Cache score based interactions of molecule [1b (a2, b2, c1, d)] docked into active site of PTP1B

The docking score was found to be -131.740Kcal/mol.Modified inhibitor entered into hydrophobic region of protein comprising amino acid residues indicated in Table 2 (supplementary material). The best RMSD was found to be 1.0956.

Two H-bonds were observed with protein amino acid residue Ala217 only as indicated in Table 1b (supplementary material) when [1b (a3, b2, c1, d)] molecule was docked into active site of PTP1B, The docking score was found to be -122.297Kcal/mol. Modified inhibitor entered into hydrophobic region of protein comprising amino acid residues indicated in Table 2 (supplementary material).
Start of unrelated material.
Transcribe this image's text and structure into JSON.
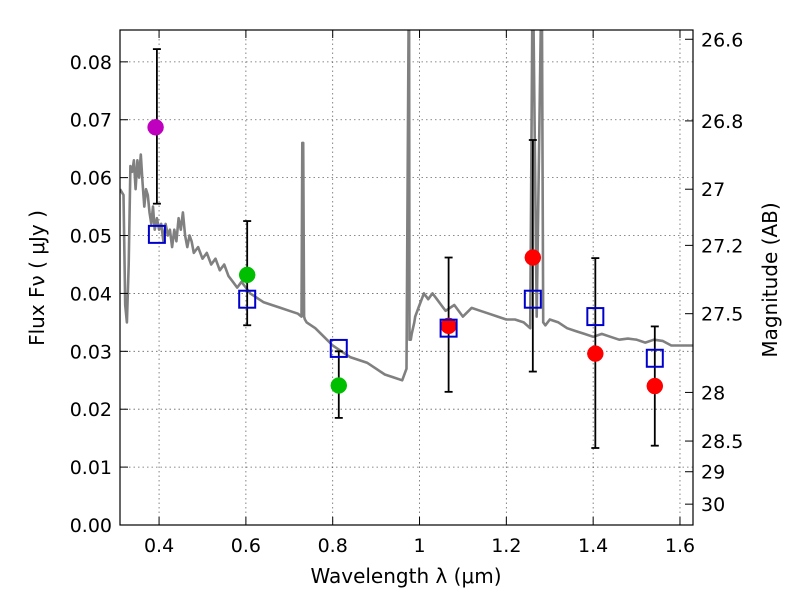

The best RMSD was found to be 0.5276.

Four H-bonds were observed with protein amino acid residues that are Ala217, Ile219, Gly220 and Gln262 as indicated in Table 1b (supplementary material) when [1b(a4, b2, c3, d)] molecule was docked into active site of PTP1B. The docking score was found to be -126.602Kcal/mol. Modified inhibitor entered into hydrophobic region of protein comprising amino acid residues indicated in Table 2 (supplementary material). The best RMSD was found to be 0.6264.

Three H-bonds were observed with protein amino acid residues that are Gly220, Ile219 and Asp48 as indicated in Table 1b(supplementary material) when [1b(a2, b3, c2, d)] molecule was docked into active site of PTP1B. The docking score was found to be -121.306Kcal/mol. Modified inhibitor entered into hydrophobic region of protein comprising amino acid residues indicated in Table 2 (supplementary material). The best RMSD was found to be 0.7942.
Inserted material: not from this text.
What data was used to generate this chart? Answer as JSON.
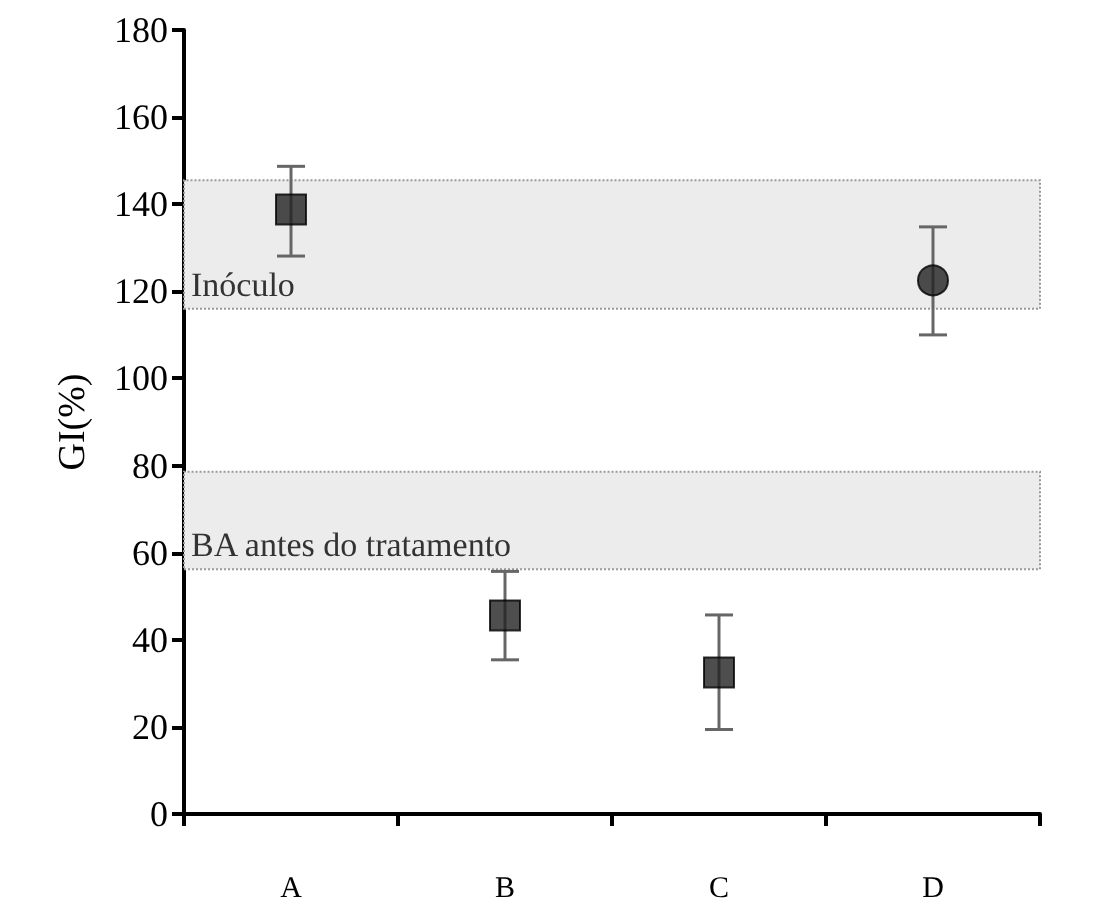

In active molecule five H-bonds have been observed whereas in modified molecule i.e. [1b (a2, b2, c1 d)] seven H-bonds have been observed and hydrophobic region has also expanded in modified molecule comprising amino acid residues such as Asp29, Gly259, Arg254, Cys226, Arg79, Glu76, Phe52, Met253 and Val253.But active molecule contains only three amino acid residues such as Arg24, Arg254 and Arg257 in hydrophobic region. Hence it has been observed modified ligand leads to stronger interaction with PTP1B than active molecule found from literature. Further, from our docking studies, it has been shown that the diamides of alanine linker forms H-bond with Asp48 in active ligand but not in [1b (a2, b2, c1, d)]. WPD loop remains open in both active ligand and [1b (a2, b2, c1, d)]. Oxamic acid group in [1b (a2, b2, c1, d)] shows stronger interactions with Ala217, Arg221, Gly220 and Gly218 in comparison to active ligand which shows interaction only with Gly220 and Ala217. The carboxylic acid of methonine in [1b (a2, b2, c1, d)] interacts with Arg24 but not in active ligand. Lipophilic side chain of methionine in [1b (a2, b2, c1, d)] lies in closer vicinity of hydrophobic region of protein consisted of Meth258 and Phe52 in comparison to active ligand. Docking Score in [1b (a2, b2, c1, d)] is -131.740Kcal/mol which is much better than active ligand score -98.584Kcal/mol.

Conclusion

A detailed docking analysis of modified oxalyl aryl amino benzoic acid derivatives into active site of PTP1B has been studied in the present work, to identify the inhibitor binding position and affinity to PTP1B using BioMed CAChe 6.1. On the basis of improved H-bonding and docking score than the active compound found in literature it has been concluded that modified oxalyl aryl amino benzoic acid derivative [1b(a2, b2, c1, d)] molecule can proved to be better inhibitor than the active ligand found in literature.